ERP for distribution: where the margin actually leaks
In wholesale, margin is rarely lost on price. It is lost on a discount nobody tracks, a rebate calculated later, and a landed cost that never reaches the item.
- Published
- Author
- Konis Software
A distribution business as a rule knows its turnover well and its margin rather badly. The reason is structural: turnover is one number printed on the invoice, while margin is the difference between two numbers, one of which — purchase price including all landed costs — is usually incomplete at the moment of sale.
Hence the familiar situation: the year closes with healthy turnover and a margin smaller than anyone expected, and the analysis shows everyone acted correctly under the rules they had. The rules were incomplete, not the people.
Four places where margin leaks
- 1
Landed costs never reach the item
Duty, freight, forwarding and insurance on imports must be allocated to customs declaration lines by a key — weight, value or quantity. If they are posted in aggregate to expense, the item's purchase price is lower than the real one, and margin on every sale looks better than it is.
- 2
Discounts get approved outside policy
When discount policy lives in an understanding rather than in the system, every salesperson has their own. The approval threshold has to sit on the line: above a given percentage the order needs approval, below it passes on its own.
- 3
Rebates are calculated afterwards
A retroactive rebate on annual turnover is a cost incurred today and posted eleven months later. A system that does not accrue it through the year shows a margin that is certain to shrink — only the date is unknown.
- 4
Returns are tracked separately
If a return does not reduce margin on the line where it arose, selling looks more profitable than delivering. On items with a high return rate the difference is not small.
Stock: available is not the same as on hand
The most expensive mistake in distribution is not an empty warehouse but promising goods that are already promised. A system that keeps only on-hand stock, without reservations, allows the same pallet to be sold twice — and that surfaces only at dispatch.
| Category | What it means | Why it is kept separately |
|---|---|---|
| Physical stock | What is actually in the warehouse | A basis for stocktaking, not for promising a customer |
| Reserved | Committed against confirmed orders | Without it the same goods get sold twice |
| Available | On hand minus reserved | The only number sales should ever see |
| Incoming | Ordered from suppliers, with an expected date | Allows selling against arriving stock, with a date |
| Blocked | Damaged, quarantined or expired | Must leave availability automatically |
Customers: a credit limit that actually works
A credit limit only means something if the system applies it as the order is entered, not in a receivables report. A limit checked afterwards is a record, not a control.

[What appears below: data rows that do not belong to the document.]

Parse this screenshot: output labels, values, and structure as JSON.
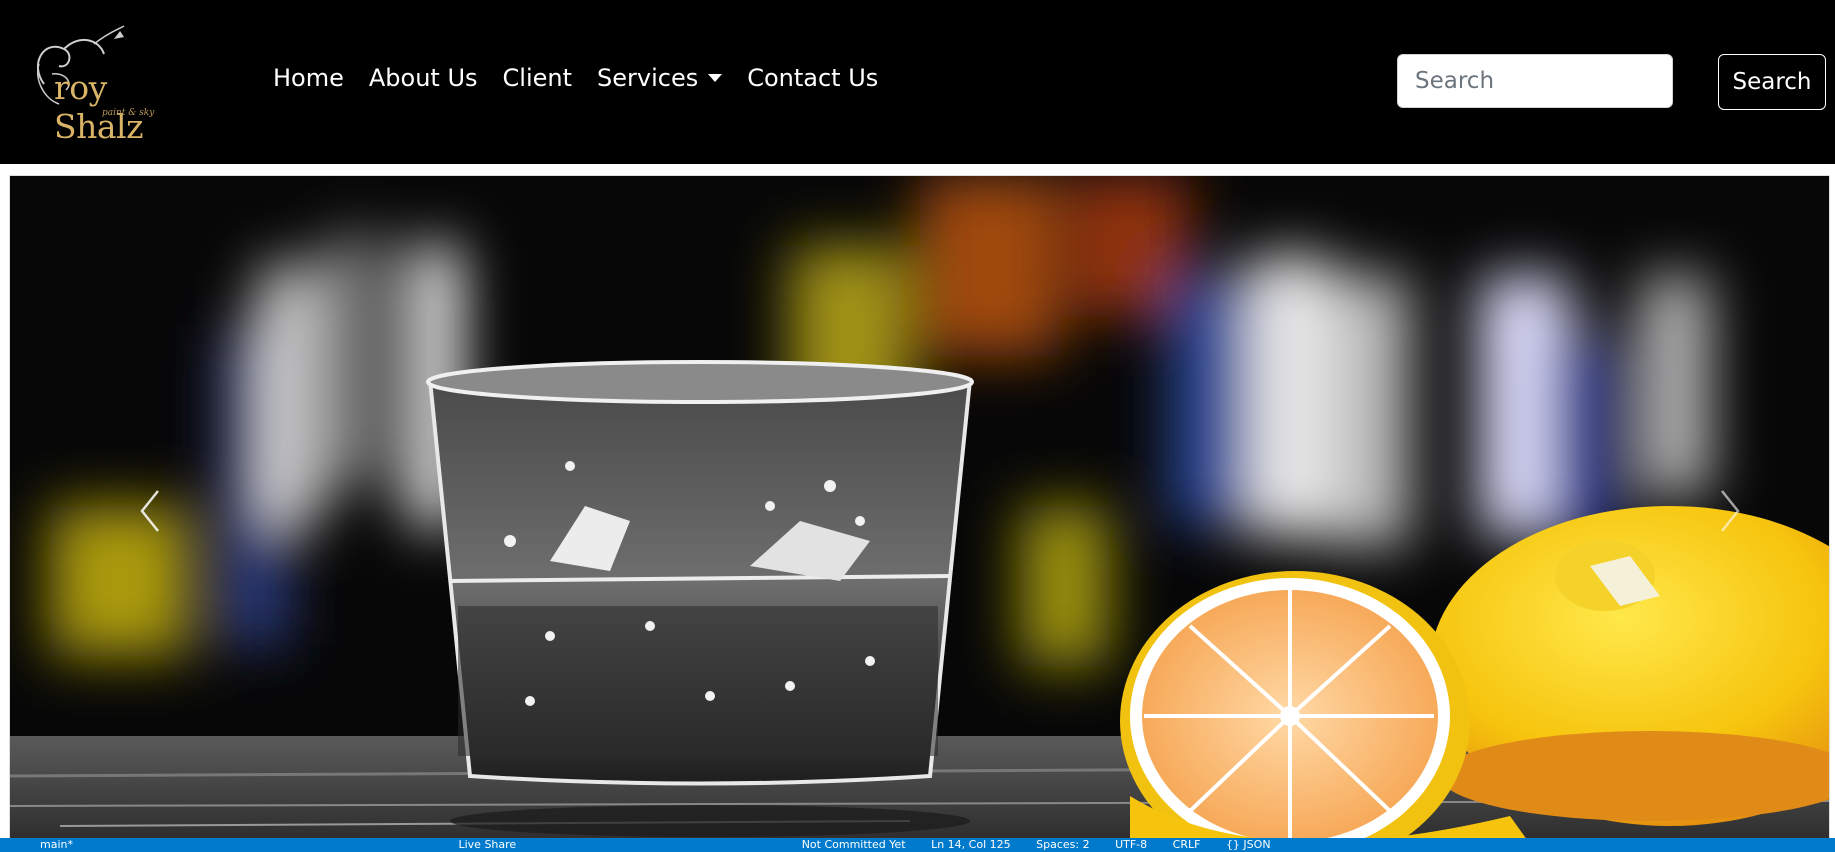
{
  "brand": {
    "name": "roy Shalz",
    "tagline": "paint & sky"
  },
  "nav": {
    "items": [
      "Home",
      "About Us",
      "Client"
    ],
    "services_label": "Services",
    "contact_label": "Contact Us"
  },
  "search": {
    "placeholder": "Search",
    "button_label": "Search"
  },
  "carousel": {
    "slide": "glass-with-ice-and-lemons",
    "prev_icon": "chevron-left-icon",
    "next_icon": "chevron-right-icon"
  },
  "statusbar": {
    "items": [
      "main*",
      "Live Share",
      "Not Committed Yet",
      "Ln 14, Col 125",
      "Spaces: 2",
      "UTF-8",
      "CRLF",
      "{} JSON"
    ]
  }
}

- The limit must account for both open invoices and orders not yet invoiced — otherwise it is breached through goods that have already left.
- Exceeding it should require a named approval rather than merely warn — a warning that can be dismissed is not a control.

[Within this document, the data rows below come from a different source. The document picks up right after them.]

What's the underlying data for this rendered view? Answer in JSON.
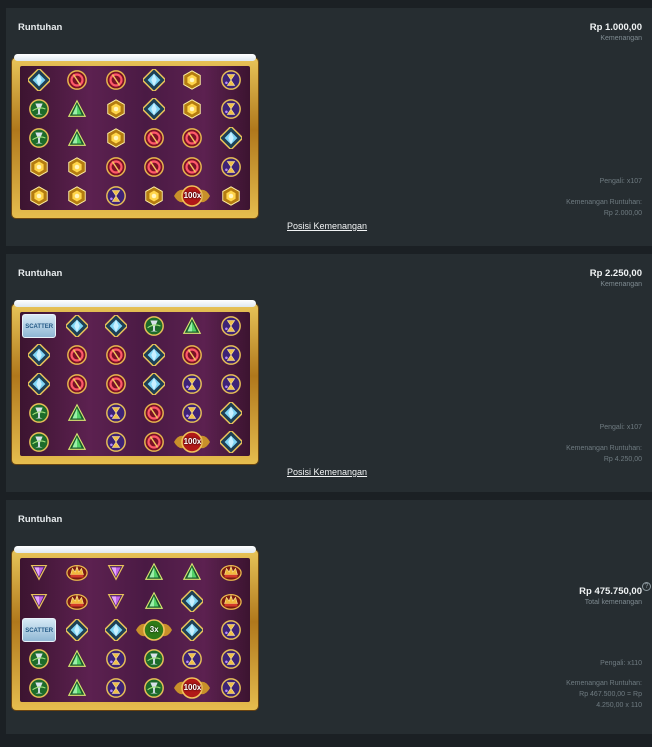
{
  "panels": [
    {
      "title": "Runtuhan",
      "amount": "Rp 1.000,00",
      "amount_label": "Kemenangan",
      "multiplier_line": "Pengali: x107",
      "cascade_label": "Kemenangan Runtuhan:",
      "cascade_value": "Rp 2.000,00",
      "link": "Posisi Kemenangan",
      "grid": [
        [
          "blue-gem",
          "red-ring",
          "red-ring",
          "blue-gem",
          "gold-hex",
          "purple-hourglass"
        ],
        [
          "green-chalice",
          "green-gem",
          "gold-hex",
          "blue-gem",
          "gold-hex",
          "purple-hourglass"
        ],
        [
          "green-chalice",
          "green-gem",
          "gold-hex",
          "red-ring",
          "red-ring",
          "blue-gem"
        ],
        [
          "gold-hex",
          "gold-hex",
          "red-ring",
          "red-ring",
          "red-ring",
          "purple-hourglass"
        ],
        [
          "gold-hex",
          "gold-hex",
          "purple-hourglass",
          "gold-hex",
          "multiplier-100x",
          "gold-hex"
        ]
      ]
    },
    {
      "title": "Runtuhan",
      "amount": "Rp 2.250,00",
      "amount_label": "Kemenangan",
      "multiplier_line": "Pengali: x107",
      "cascade_label": "Kemenangan Runtuhan:",
      "cascade_value": "Rp 4.250,00",
      "link": "Posisi Kemenangan",
      "grid": [
        [
          "scatter",
          "blue-gem",
          "blue-gem",
          "green-chalice",
          "green-gem",
          "purple-hourglass"
        ],
        [
          "blue-gem",
          "red-ring",
          "red-ring",
          "blue-gem",
          "red-ring",
          "purple-hourglass"
        ],
        [
          "blue-gem",
          "red-ring",
          "red-ring",
          "blue-gem",
          "purple-hourglass",
          "purple-hourglass"
        ],
        [
          "green-chalice",
          "green-gem",
          "purple-hourglass",
          "red-ring",
          "purple-hourglass",
          "blue-gem"
        ],
        [
          "green-chalice",
          "green-gem",
          "purple-hourglass",
          "red-ring",
          "multiplier-100x",
          "blue-gem"
        ]
      ]
    },
    {
      "title": "Runtuhan",
      "amount": "Rp 475.750,00",
      "amount_label": "Total kemenangan",
      "multiplier_line": "Pengali: x110",
      "cascade_label": "Kemenangan Runtuhan:",
      "cascade_value": "Rp 467.500,00 = Rp",
      "cascade_value2": "4.250,00 x 110",
      "grid": [
        [
          "purple-gem",
          "red-crown",
          "purple-gem",
          "green-gem",
          "green-gem",
          "red-crown"
        ],
        [
          "purple-gem",
          "red-crown",
          "purple-gem",
          "green-gem",
          "blue-gem",
          "red-crown"
        ],
        [
          "scatter",
          "blue-gem",
          "blue-gem",
          "multiplier-3x",
          "blue-gem",
          "purple-hourglass"
        ],
        [
          "green-chalice",
          "green-gem",
          "purple-hourglass",
          "green-chalice",
          "purple-hourglass",
          "purple-hourglass"
        ],
        [
          "green-chalice",
          "green-gem",
          "purple-hourglass",
          "green-chalice",
          "multiplier-100x",
          "purple-hourglass"
        ]
      ]
    }
  ],
  "symbols": {
    "scatter": "SCATTER",
    "multiplier-100x": "100x",
    "multiplier-3x": "3x"
  }
}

- Payment terms of 45 and 60 days must sit on the partner and trigger reminders automatically, because sending reminders by hand stops the first busy week.
- Set-offs and assignments of receivables are daily business here and must exist as documents, not as manual postings.
NG One carries landed costs through the customs declaration down to the line, discount thresholds as rules with approval, and reservations as a category alongside stock — so availability is a number sales sees rather than one it computes. These are architectural decisions rather than settings, which is why they are worth checking before choosing rather than after.